Le CSE peut-il bloquer un déménagement ou un passage au flex office ?

Le CSE ne dispose pas d'un droit de veto. En revanche, si l'employeur met en œuvre le projet avant la fin de la consultation — même en phase pilote — le CSE peut saisir le juge des référés pour obtenir une suspension. En cas de consultation irrégulière (dossier incomplet, délai non respecté), le CSE peut faire constater le trouble manifestement illicite.

Quel expert peut être désigné et qui paie ?

Le CSE peut désigner un expert habilité SSCT sur le fondement de l'article L. 2315-94. Le coût est financé à 80 % par l'employeur et 20 % par le budget de fonctionnement du CSE. C'est moins favorable que l'expertise PSE (100 % employeur), mais c'est la règle pour les expertises "projet important".

L'absence de volet environnemental dans le dossier empêche-t-elle le délai de courir ?

Oui.

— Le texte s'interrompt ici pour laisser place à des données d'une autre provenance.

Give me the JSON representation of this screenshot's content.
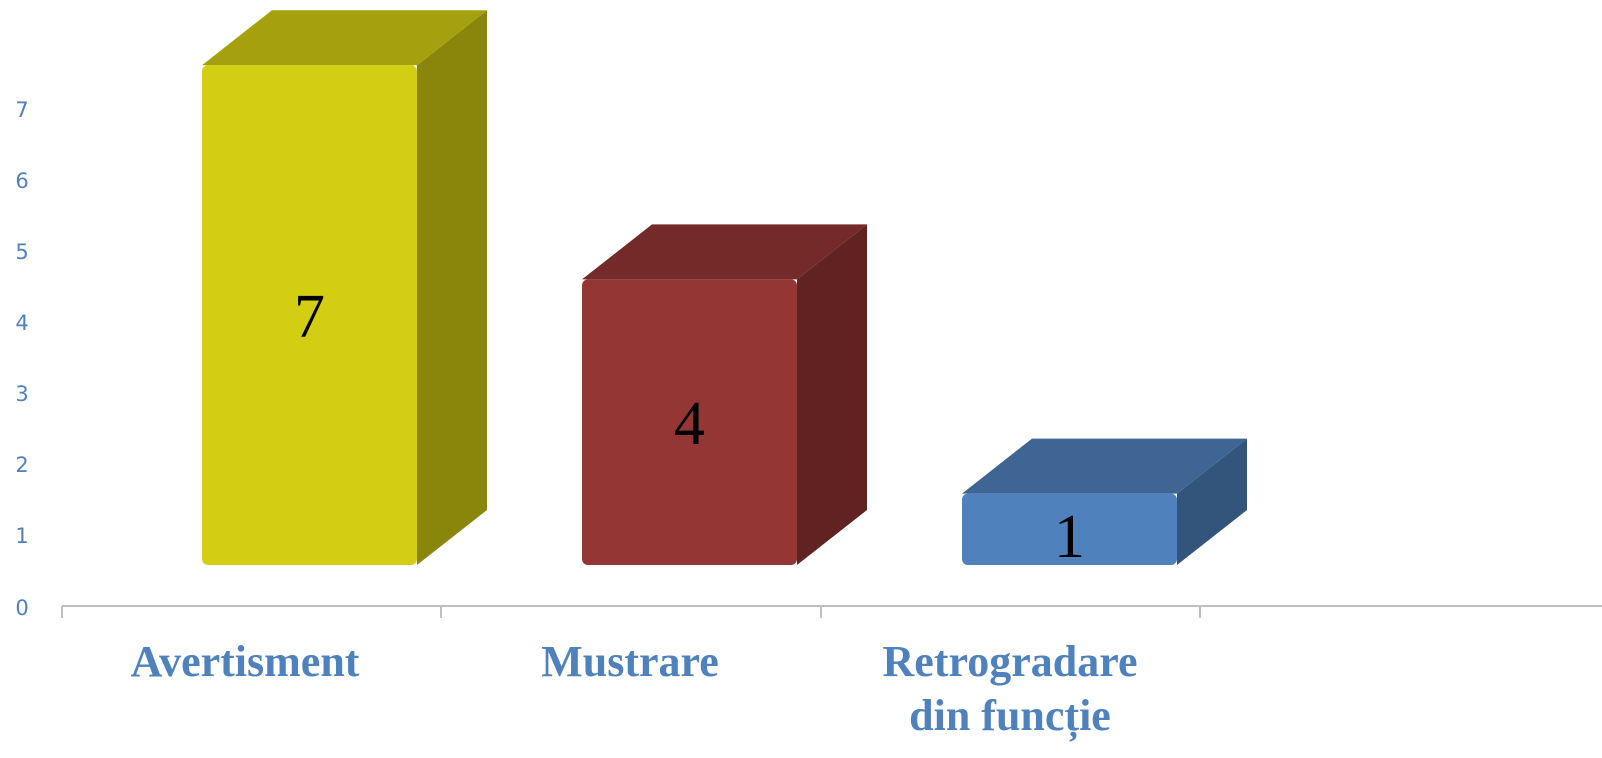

Le TJ Nantes l'a jugé expressément (TJ Nantes, 22 déc. 2022, n° 22/01144) : l'absence d'étude d'impact environnemental constitue une défaillance grave à l'obligation d'information du CSE. Le délai ne court qu'à compter de la remise d'un dossier complet incluant le bilan carbone du déménagement, les impacts des trajets domicile-travail allongés et la consommation énergétique du nouveau site. À consigner explicitement dans le procès-verbal de la première réunion.

Peut-on demander une expertise si le projet s'inscrit dans une réorganisation plus large ?

Oui, mais le périmètre de la mission doit être défini de façon complète dès la première délibération. La jurisprudence Aptar France (Cass. soc., 18 mars 2026) interdit de demander une seconde expertise sur des aspects du même projet global qui auraient été omis dans la première mission. Si le flex office s'accompagne d'une réorganisation des équipes, de nouveaux outils ou d'un PSE, intégrez tous ces impacts dans le périmètre dès le départ.

L'employeur peut-il imposer un déménagement si des salarié·es ont une clause de mobilité ?

La clause de mobilité permet à l'employeur de modifier le lieu de travail, sous réserve que le déménagement soit justifié par l'intérêt de l'entreprise et mis en œuvre avec un délai de prévenance raisonnable. Mais cette clause individuelle ne dispense pas l'employeur de sa consultation du CSE sur le projet collectif. Les deux obligations sont indépendantes : la clause vaut pour le·la salarié·e individuellement, la consultation du CSE vaut pour le projet d'ensemble.